RELEASE DATE:
5/1/1937 (according to the Big Cartoon Database; IMDb claims a 7/2/1937 release date)
DVD/BLU-RAY AVAILABILITY:
The Life of Emile Zola DVD (Warners Home Video)
Thanks to the always-awesome Devon Baxter, you can view a mid-1990s Turner print of this cartoon HERE. You're a brick, Devon!
After the epochal effort and game-changing effect of Porky's Duck Hunt, Avery's next cartoon is an inevitable letdown.
This is a Tex Avery pattern: a masterpiece followed by a "meh." Avery's lesser cartoons still have redeeming moments, and this Merrie Melodie, which chooses the road less traveled of prudence and restraint, is a minor moment in a major filmography.
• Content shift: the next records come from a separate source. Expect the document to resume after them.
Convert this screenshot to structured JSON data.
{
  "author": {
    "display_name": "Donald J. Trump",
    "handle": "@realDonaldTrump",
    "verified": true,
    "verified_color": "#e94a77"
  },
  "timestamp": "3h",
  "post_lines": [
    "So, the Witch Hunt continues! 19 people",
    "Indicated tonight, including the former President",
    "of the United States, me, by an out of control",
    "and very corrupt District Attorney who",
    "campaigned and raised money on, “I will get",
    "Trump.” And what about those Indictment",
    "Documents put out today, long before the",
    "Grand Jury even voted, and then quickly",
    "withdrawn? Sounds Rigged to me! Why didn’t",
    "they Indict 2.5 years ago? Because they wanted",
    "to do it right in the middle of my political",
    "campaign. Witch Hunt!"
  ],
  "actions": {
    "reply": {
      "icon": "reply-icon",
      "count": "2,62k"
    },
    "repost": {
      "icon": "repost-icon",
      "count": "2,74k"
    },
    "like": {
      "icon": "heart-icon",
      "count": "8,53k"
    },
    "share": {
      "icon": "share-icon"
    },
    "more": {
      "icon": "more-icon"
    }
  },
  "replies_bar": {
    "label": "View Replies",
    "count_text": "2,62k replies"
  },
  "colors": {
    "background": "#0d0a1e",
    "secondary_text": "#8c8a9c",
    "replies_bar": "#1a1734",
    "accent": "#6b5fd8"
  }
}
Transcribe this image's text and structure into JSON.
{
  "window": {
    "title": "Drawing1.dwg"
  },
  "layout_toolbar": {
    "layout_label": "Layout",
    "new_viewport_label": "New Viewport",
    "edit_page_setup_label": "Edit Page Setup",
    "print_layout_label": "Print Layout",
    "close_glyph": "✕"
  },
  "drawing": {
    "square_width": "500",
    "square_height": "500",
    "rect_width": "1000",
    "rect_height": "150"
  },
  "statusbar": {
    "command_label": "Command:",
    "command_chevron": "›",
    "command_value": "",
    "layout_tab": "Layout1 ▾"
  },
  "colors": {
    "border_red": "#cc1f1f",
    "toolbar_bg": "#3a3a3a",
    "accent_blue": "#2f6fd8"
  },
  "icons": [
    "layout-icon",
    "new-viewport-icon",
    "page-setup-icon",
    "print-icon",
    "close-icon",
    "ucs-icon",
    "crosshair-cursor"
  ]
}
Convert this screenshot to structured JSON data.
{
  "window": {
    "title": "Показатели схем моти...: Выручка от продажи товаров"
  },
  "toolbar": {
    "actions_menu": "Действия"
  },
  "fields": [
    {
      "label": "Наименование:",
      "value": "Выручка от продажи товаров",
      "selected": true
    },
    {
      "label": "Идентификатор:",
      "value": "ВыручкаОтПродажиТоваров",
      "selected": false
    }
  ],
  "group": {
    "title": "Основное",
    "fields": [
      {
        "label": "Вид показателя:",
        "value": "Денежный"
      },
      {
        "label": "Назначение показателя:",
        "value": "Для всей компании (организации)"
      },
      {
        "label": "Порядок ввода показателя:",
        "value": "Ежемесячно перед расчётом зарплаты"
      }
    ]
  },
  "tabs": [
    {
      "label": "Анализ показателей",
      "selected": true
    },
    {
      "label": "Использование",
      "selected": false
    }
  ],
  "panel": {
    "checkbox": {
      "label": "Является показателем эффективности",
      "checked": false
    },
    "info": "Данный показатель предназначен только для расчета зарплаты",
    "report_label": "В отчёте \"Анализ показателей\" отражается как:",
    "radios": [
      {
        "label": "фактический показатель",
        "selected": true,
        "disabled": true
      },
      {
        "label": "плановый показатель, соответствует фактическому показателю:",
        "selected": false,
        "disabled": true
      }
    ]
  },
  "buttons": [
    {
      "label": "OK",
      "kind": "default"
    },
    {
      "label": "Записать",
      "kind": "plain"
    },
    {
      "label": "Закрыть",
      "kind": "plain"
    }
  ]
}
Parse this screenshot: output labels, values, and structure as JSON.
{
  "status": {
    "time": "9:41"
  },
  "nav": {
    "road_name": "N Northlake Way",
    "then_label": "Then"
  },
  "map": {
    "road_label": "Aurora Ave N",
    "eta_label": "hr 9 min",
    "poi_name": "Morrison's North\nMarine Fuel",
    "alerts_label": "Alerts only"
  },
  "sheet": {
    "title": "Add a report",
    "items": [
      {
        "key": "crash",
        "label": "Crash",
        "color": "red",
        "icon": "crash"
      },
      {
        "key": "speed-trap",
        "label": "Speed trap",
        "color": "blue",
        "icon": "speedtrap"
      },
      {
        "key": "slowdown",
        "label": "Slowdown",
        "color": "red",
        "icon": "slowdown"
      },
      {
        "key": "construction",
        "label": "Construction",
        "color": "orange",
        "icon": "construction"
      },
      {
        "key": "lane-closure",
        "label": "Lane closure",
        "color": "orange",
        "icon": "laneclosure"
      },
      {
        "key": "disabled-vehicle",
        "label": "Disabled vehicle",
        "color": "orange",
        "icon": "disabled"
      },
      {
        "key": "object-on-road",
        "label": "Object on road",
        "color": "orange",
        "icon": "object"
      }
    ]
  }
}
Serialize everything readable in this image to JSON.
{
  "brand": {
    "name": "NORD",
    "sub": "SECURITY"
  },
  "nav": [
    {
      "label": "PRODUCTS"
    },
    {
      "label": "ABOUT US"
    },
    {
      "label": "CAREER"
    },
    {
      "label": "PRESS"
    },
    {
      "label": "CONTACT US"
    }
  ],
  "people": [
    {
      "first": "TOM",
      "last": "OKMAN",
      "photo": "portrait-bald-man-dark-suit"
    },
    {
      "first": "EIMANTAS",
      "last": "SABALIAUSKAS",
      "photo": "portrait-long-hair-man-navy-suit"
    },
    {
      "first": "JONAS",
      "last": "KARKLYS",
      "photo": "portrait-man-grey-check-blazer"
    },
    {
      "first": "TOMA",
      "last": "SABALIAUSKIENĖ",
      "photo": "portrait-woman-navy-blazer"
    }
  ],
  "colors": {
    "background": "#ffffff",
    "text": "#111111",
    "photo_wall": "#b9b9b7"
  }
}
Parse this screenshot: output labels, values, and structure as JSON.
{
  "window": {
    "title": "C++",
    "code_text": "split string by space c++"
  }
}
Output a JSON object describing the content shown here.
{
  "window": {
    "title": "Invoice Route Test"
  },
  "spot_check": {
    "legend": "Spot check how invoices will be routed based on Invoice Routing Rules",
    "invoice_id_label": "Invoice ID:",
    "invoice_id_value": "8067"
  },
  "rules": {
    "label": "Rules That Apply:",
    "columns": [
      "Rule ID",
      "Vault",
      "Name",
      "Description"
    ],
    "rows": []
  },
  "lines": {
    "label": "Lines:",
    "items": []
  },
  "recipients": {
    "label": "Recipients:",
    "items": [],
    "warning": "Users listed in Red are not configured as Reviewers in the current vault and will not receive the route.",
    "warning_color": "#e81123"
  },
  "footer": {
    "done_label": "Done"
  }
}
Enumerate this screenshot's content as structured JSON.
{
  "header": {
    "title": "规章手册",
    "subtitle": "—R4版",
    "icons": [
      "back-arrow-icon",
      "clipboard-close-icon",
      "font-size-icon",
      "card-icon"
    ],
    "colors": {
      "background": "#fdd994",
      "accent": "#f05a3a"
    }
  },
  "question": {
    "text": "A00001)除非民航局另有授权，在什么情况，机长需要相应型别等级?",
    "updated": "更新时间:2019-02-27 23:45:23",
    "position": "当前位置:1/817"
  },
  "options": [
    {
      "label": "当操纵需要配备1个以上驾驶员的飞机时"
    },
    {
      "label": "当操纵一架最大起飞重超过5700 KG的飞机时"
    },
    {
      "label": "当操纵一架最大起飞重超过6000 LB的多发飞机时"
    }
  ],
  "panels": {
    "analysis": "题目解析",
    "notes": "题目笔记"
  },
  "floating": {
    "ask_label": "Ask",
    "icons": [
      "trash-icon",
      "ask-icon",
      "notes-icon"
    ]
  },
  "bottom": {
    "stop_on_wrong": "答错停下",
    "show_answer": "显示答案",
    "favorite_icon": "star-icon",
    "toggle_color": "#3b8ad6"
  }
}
By the standards of any of the other units in Leon Schlesinger's studio, this would be a good-to-average cartoon. It might have been Jack King's masterpiece.
It's also Avery's first cartoon to deviate from his way of drawing. I'll get into this topic more later, but the majority of the characters in Ain't We Got Fun don't appear to be of his design.
Perhaps this film was a trade-off for the Avery unit being allowed to make Porky's Duck Hunt, which was previously covered in depth here. "You made a cartoon your way; now you gotta make one for the front office." (This is only an educated guess.) Where Duck Hunt is infused with comedic passion, Ain't We Got Fun is phoned in with gritted teeth. One recalls Oliver Owl, from Avery's I Love To Singa, forcing out his pinched rendition of "Drink To Me Only With Thine Eyes."